I can sum up my trip to the recent Distributed Management Task Force developers conference as a call: Kill all management agents. And the task force just might do that, if it can get some of the lead out of its pants.
As I see it, the member organizations of the DMTF–always a pokey group to implement changes–have made significant gains over the past year, but should do more to stoke momentum for agent-killer CIM (Common Information Model) adoption. One announcement, made June 11 at the San Jose conference, is that the DMTF and the Network Application Consortium are forming a strategic alliance. This brings some of the biggest names of the infrastructure vendor world in touch with a group of the largest consumers of IT.
It makes sense to bring vendors and consumers together in established groups with the goal of making management of infrastructure as seamless as possible. By removing proprietary control schemes and replacing them with standards-based methods of exposing configuration and management information, equipment and application vendors can compete on utility instead of management. Thats a good thing, because these vendors are rarely good at integrated cross-platform management, often leaving the entire mess to IT managers, who have grown to accept the daily pain of maintaining systems, applications and networks as a de facto part of the job.
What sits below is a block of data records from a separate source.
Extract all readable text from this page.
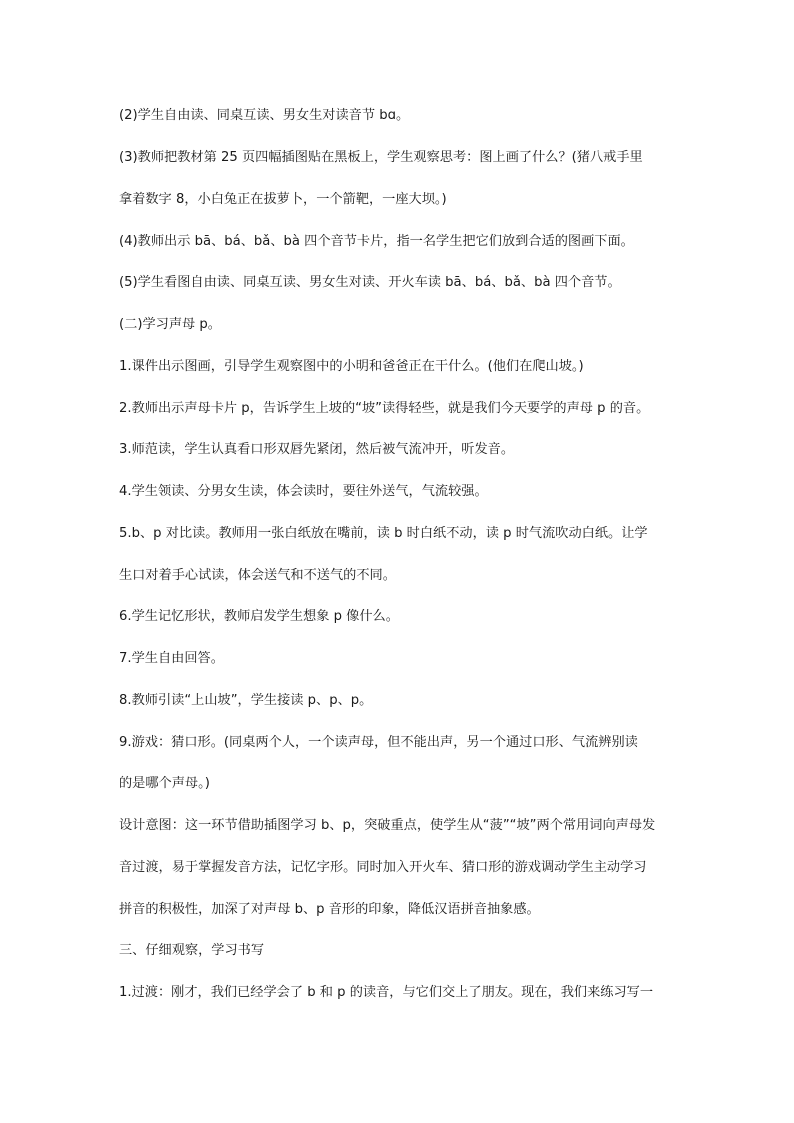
(2)学生自由读、同桌互读、男女生对读音节 bɑ。
(3)教师把教材第 25 页四幅插图贴在黑板上，学生观察思考：图上画了什么？(猪八戒手里
拿着数字 8，小白兔正在拔萝卜，一个箭靶，一座大坝。)
(4)教师出示 bā、bá、bǎ、bà 四个音节卡片，指一名学生把它们放到合适的图画下面。
(5)学生看图自由读、同桌互读、男女生对读、开火车读 bā、bá、bǎ、bà 四个音节。
(二)学习声母 p。
1.课件出示图画，引导学生观察图中的小明和爸爸正在干什么。(他们在爬山坡。)
2.教师出示声母卡片 p，告诉学生上坡的“坡”读得轻些，就是我们今天要学的声母 p 的音。
3.师范读，学生认真看口形双唇先紧闭，然后被气流冲开，听发音。
4.学生领读、分男女生读，体会读时，要往外送气，气流较强。
5.b、p 对比读。教师用一张白纸放在嘴前，读 b 时白纸不动，读 p 时气流吹动白纸。让学
生口对着手心试读，体会送气和不送气的不同。
6.学生记忆形状，教师启发学生想象 p 像什么。
7.学生自由回答。
8.教师引读“上山坡”，学生接读 p、p、p。
9.游戏：猜口形。(同桌两个人，一个读声母，但不能出声，另一个通过口形、气流辨别读
的是哪个声母。)
设计意图：这一环节借助插图学习 b、p，突破重点，使学生从“菠”“坡”两个常用词向声母发
音过渡，易于掌握发音方法，记忆字形。同时加入开火车、猜口形的游戏调动学生主动学习
拼音的积极性，加深了对声母 b、p 音形的印象，降低汉语拼音抽象感。
三、仔细观察，学习书写
1.过渡：刚才，我们已经学会了 b 和 p 的读音，与它们交上了朋友。现在，我们来练习写一
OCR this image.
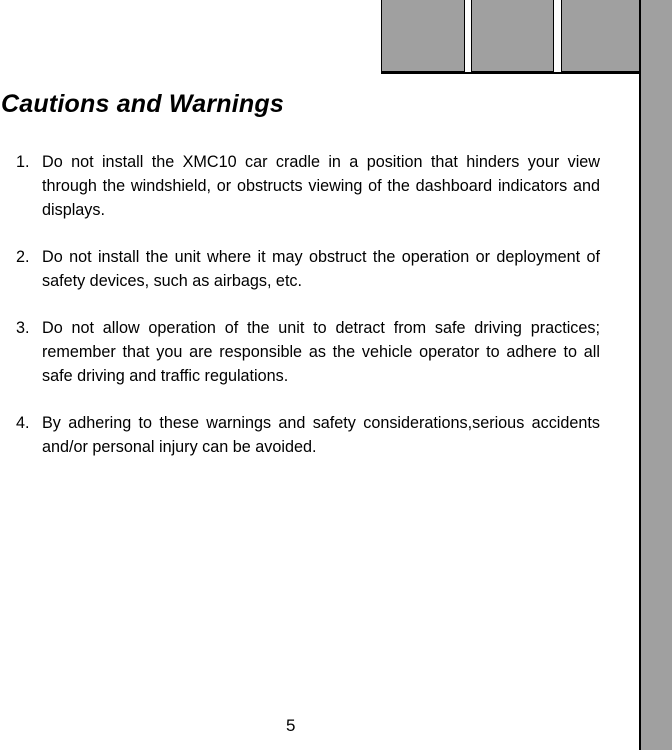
Cautions and Warnings
1. Do not install the XMC10 car cradle in a position that hinders your view through the windshield, or obstructs viewing of the dashboard indicators and displays.
2. Do not install the unit where it may obstruct the operation or deployment of safety devices, such as airbags, etc.
3. Do not allow operation of the unit to detract from safe driving practices; remember that you are responsible as the vehicle operator to adhere to all safe driving and traffic regulations.
4. By adhering to these warnings and safety considerations,serious accidents and/or personal injury can be avoided.
5
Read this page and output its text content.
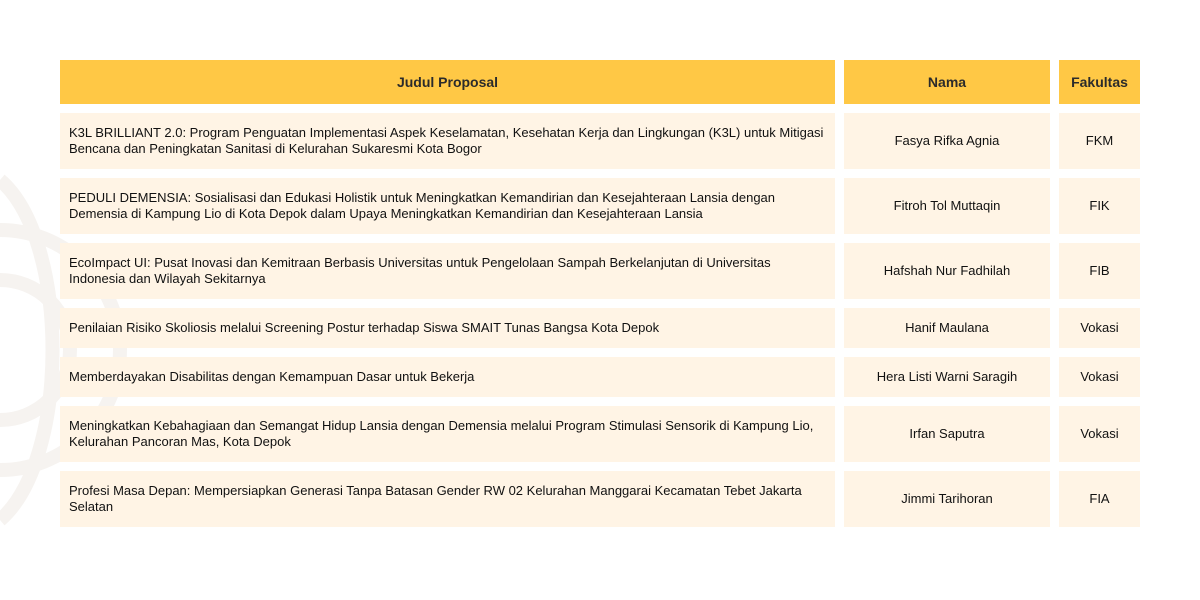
Judul Proposal	Nama	Fakultas
K3L BRILLIANT 2.0: Program Penguatan Implementasi Aspek Keselamatan, Kesehatan Kerja dan Lingkungan (K3L) untuk Mitigasi Bencana dan Peningkatan Sanitasi di Kelurahan Sukaresmi Kota Bogor	Fasya Rifka Agnia	FKM
PEDULI DEMENSIA: Sosialisasi dan Edukasi Holistik untuk Meningkatkan Kemandirian dan Kesejahteraan Lansia dengan Demensia di Kampung Lio di Kota Depok dalam Upaya Meningkatkan Kemandirian dan Kesejahteraan Lansia	Fitroh Tol Muttaqin	FIK
EcoImpact UI: Pusat Inovasi dan Kemitraan Berbasis Universitas untuk Pengelolaan Sampah Berkelanjutan di Universitas Indonesia dan Wilayah Sekitarnya	Hafshah Nur Fadhilah	FIB
Penilaian Risiko Skoliosis melalui Screening Postur terhadap Siswa SMAIT Tunas Bangsa Kota Depok	Hanif Maulana	Vokasi
Memberdayakan Disabilitas dengan Kemampuan Dasar untuk Bekerja	Hera Listi Warni Saragih	Vokasi
Meningkatkan Kebahagiaan dan Semangat Hidup Lansia dengan Demensia melalui Program Stimulasi Sensorik di Kampung Lio, Kelurahan Pancoran Mas, Kota Depok	Irfan Saputra	Vokasi
Profesi Masa Depan: Mempersiapkan Generasi Tanpa Batasan Gender RW 02 Kelurahan Manggarai Kecamatan Tebet Jakarta Selatan	Jimmi Tarihoran	FIA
But the “pokey” factor clearly still reigns, as the DMTF conference keynote and executive reports revealed. The CIM (Common Information Module) compliance test was released at the conference, but that was it. White papers from the various working groups remain unwritten because of budget and time constraints, and the WBEM (Web-Based Enterprise Management) compliance test was delayed until later this year.
Even though this was the 10th annual DMTF forum, the interoperability tests–where participating vendors try their luck at achieving management nirvana–are still closed to the press. In large part, this is because the tool implementations developed by the organization still arent ready for prime time, according to DMTF officials.
The other factor that must give pause both to the DMTF and to IT managers wooed by the promises it makes, is that fewer than 100 people attended the opening conference. Every show Ive attended this year has been far smaller than those held in the heyday of the dot-com bubble, and its reasonable to say that more qualified people are making it through corporate travel restrictions. But a conference this small seems to be pushing the envelope of commitment on the small side.
In a positive light, the people in attendance were representatives of the right companies to make a move to standards work. But its clear that this is going to be a testing year for the good ideas that have been incubated by the DMTF. If it doesnt execute some major advances in CIM this year, it might be overtaken by proprietary solutions that, although not open, at least exist.